日本大百科全書(ニッポニカ) 「三方(膳の一種)」の意味・わかりやすい解説
三方(膳の一種)
さんぼう
衝重(ついがさね)といわれる膳(ぜん)の一種で、ヒノキの白木でつくった折敷(おしき)を、三面に眼象(げんじょう)(刳形(くりがた))のある台の上に取り付けたもの。もとは食事用の台にしたが、現在は神祭に神饌(しんせん)などをのせる台や容器としたり、各種儀式に物をのせる台となっている。
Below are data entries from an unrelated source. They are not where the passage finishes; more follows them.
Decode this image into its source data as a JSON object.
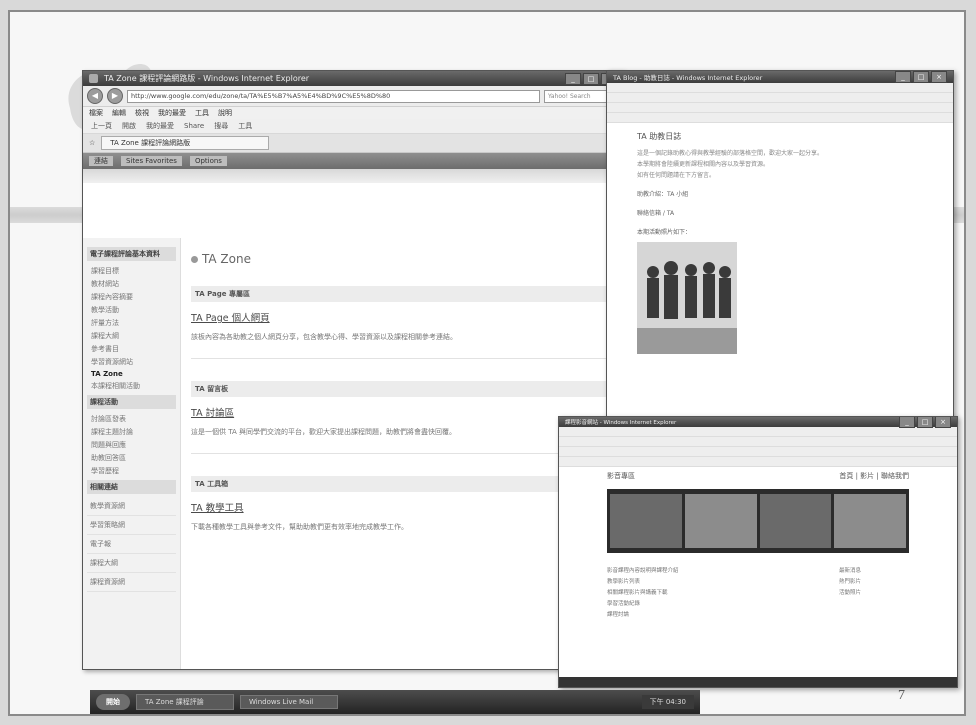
{
  "slide": {
    "page_number": "7"
  },
  "main_window": {
    "title": "TA Zone 課程評論網路版 - Windows Internet Explorer",
    "address": "http://www.google.com/edu/zone/ta/TA%E5%B7%A5%E4%BD%9C%E5%8D%80",
    "search_placeholder": "Yahoo! Search",
    "menu": [
      "檔案",
      "編輯",
      "檢視",
      "我的最愛",
      "工具",
      "說明"
    ],
    "toolbar_items": [
      "上一頁",
      "開啟",
      "我的最愛",
      "Share",
      "搜尋",
      "工具"
    ],
    "tab_label": "TA Zone 課程評論網路版",
    "page_toolbar": [
      "連結",
      "Sites Favorites",
      "Options"
    ],
    "sidebar": {
      "section1_title": "電子課程評論基本資料",
      "section1_items": [
        "課程目標",
        "教材網站",
        "課程內容摘要",
        "教學活動",
        "評量方法",
        "課程大綱",
        "參考書目",
        "學習資源網站",
        "TA Zone",
        "本課程相關活動"
      ],
      "active_item": "TA Zone",
      "section2_title": "課程活動",
      "section2_items": [
        "討論區發表",
        "課程主題討論",
        "問題與回應",
        "助教回答區",
        "學習歷程"
      ],
      "section3_title": "相關連結",
      "links": [
        "教學資源網",
        "學習策略網",
        "電子報",
        "課程大綱",
        "課程資源網"
      ]
    },
    "zone_title": "TA Zone",
    "sections": [
      {
        "header": "TA Page 專屬區",
        "link": "TA Page 個人網頁",
        "desc": "該板內容為各助教之個人網頁分享，包含教學心得、學習資源以及課程相關參考連結。"
      },
      {
        "header": "TA 留言板",
        "link": "TA 討論區",
        "desc": "這是一個供 TA 與同學們交流的平台，歡迎大家提出課程問題，助教們將會盡快回覆。"
      },
      {
        "header": "TA 工具箱",
        "link": "TA 教學工具",
        "desc": "下載各種教學工具與參考文件，幫助助教們更有效率地完成教學工作。"
      }
    ]
  },
  "blog_window": {
    "title": "TA Blog - 助教日誌 - Windows Internet Explorer",
    "heading": "TA 助教日誌",
    "lines": [
      "這是一個記錄助教心得與教學經驗的部落格空間，歡迎大家一起分享。",
      "本學期將會陸續更新課程相關內容以及學習資源。",
      "如有任何問題請在下方留言。"
    ],
    "label1": "助教介紹：TA 小組",
    "label2": "聯絡信箱 / TA",
    "label3": "本期活動照片如下："
  },
  "site_window": {
    "title": "課程影音網站 - Windows Internet Explorer",
    "site_title": "影音專區",
    "nav": "首頁 | 影片 | 聯絡我們",
    "lines": [
      "影音課程內容說明與課程介紹",
      "教學影片列表",
      "相關課程影片與講義下載",
      "學習活動紀錄",
      "課程討論"
    ],
    "side_lines": [
      "最新消息",
      "熱門影片",
      "活動照片"
    ]
  },
  "taskbar": {
    "start": "開始",
    "tasks": [
      "TA Zone 課程評論",
      "Windows Live Mail"
    ],
    "tray": "下午 04:30"
  }
}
各家庭では、神棚への供物、正月の床飾(とこかざ)り(鏡餅(かがみもち)、蓬莱(ほうらい)など)、屠蘇(とそ)の祝いの台・容器として使っている。白木が原形だが、黒または朱塗りのもの、蒔絵(まきえ)を施したものがある。使用には、折敷の側板の綴目(とじめ)がなく、台に刳形がないほう(台の側板の綴目があるほう)を表とし、この面を神前、貴人に向けて置く。衝重には三方と、台の四面に刳形のある四方、刳形がない供饗(くぎょう)とがあった。『三光院内府記』(安土(あづち)桃山時代)には、大臣以上が四方、大納言(だいなごん)以下は三方、六位蔵人(くろうど)は細縁の三方を用いるとあるが、この時代には武家や庶民の間でも三方は使われていた。なお、伊勢(いせ)神宮の神楽(かぐら)殿では丸三方といい、浅い盆形の曲物(まげもの)に円筒形の曲物の台をつけたものが用いられている。ただしこれには刳形がない。